Pedro Adão e Silva, que abandona a comissão de celebração do cinquentenário do 25 de Abril, não foi primeira escolha para ministro da Cultura e Eurico Brilhante Dias também não para líder parlamentar do PS. Gomes Cravinho, que não teve um mandato feliz como ministro da Defesa, será o MNE menos influente na política externa portuguesa desde a adesão à CEE, tendo os Assuntos Europeus passado para a alçada do primeiro-ministro ‒ assim mais próximo da sua adorada, merecida e destinada Bruxelas. Sobram dois coelhos da cartola: Elvira Fortunato, que muito prestigiaria qualquer governo, e Maria Helena Carreiras, que enfrentará uma tarefa hercúlea chamada Defesa Nacional. Maria do Céu Antunes, na Agricultura e Alimentação, é o elo mais fraco de uma equipa que não ilude nem desilude: a sua incompatibilização com a CAP e a sua tendência para a gafe não auguram nada de bom para uma pasta que, em contexto de crise internacional, merecia mãos mais capazes.

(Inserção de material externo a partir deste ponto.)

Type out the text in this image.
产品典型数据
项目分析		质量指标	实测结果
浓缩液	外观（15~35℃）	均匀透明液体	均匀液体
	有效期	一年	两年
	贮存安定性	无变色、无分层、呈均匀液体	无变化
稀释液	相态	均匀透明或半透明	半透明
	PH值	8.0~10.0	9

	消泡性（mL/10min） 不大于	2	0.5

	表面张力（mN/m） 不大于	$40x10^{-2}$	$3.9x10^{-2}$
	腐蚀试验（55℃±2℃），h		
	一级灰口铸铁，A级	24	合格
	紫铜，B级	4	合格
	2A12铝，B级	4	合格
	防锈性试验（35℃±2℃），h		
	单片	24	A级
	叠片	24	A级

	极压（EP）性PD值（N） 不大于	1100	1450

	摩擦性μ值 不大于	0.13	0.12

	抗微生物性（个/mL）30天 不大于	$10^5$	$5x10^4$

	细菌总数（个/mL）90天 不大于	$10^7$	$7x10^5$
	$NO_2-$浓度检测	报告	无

Quando Costa lhe chama governo de combate é preciso entender que não se tratará de uma luta de frente única: do futuro do seu partido à revolução política que a invasão da Rússia provocou na União Europeia, folgas não serão costume em São Bento. Na oposição, por mais alienados que o PSD e o seu líder demissionário prossigam, o PS estará diante de dois novos grupos parlamentares altamente ideológicos, que lhe darão trabalho: o CH e a IL. Em Belém, como se viu pelo dia de ontem, a ambientação à maioria absoluta será um processo doloroso, quando não cómico, que sempre reúne o condão de nos fazer rir perante um mundo que lida com a inflação, a pandemia e um tirano com o dedo no botão de 6 mil ogivas nucleares. Boa sorte aos mencionados. Bem precisam.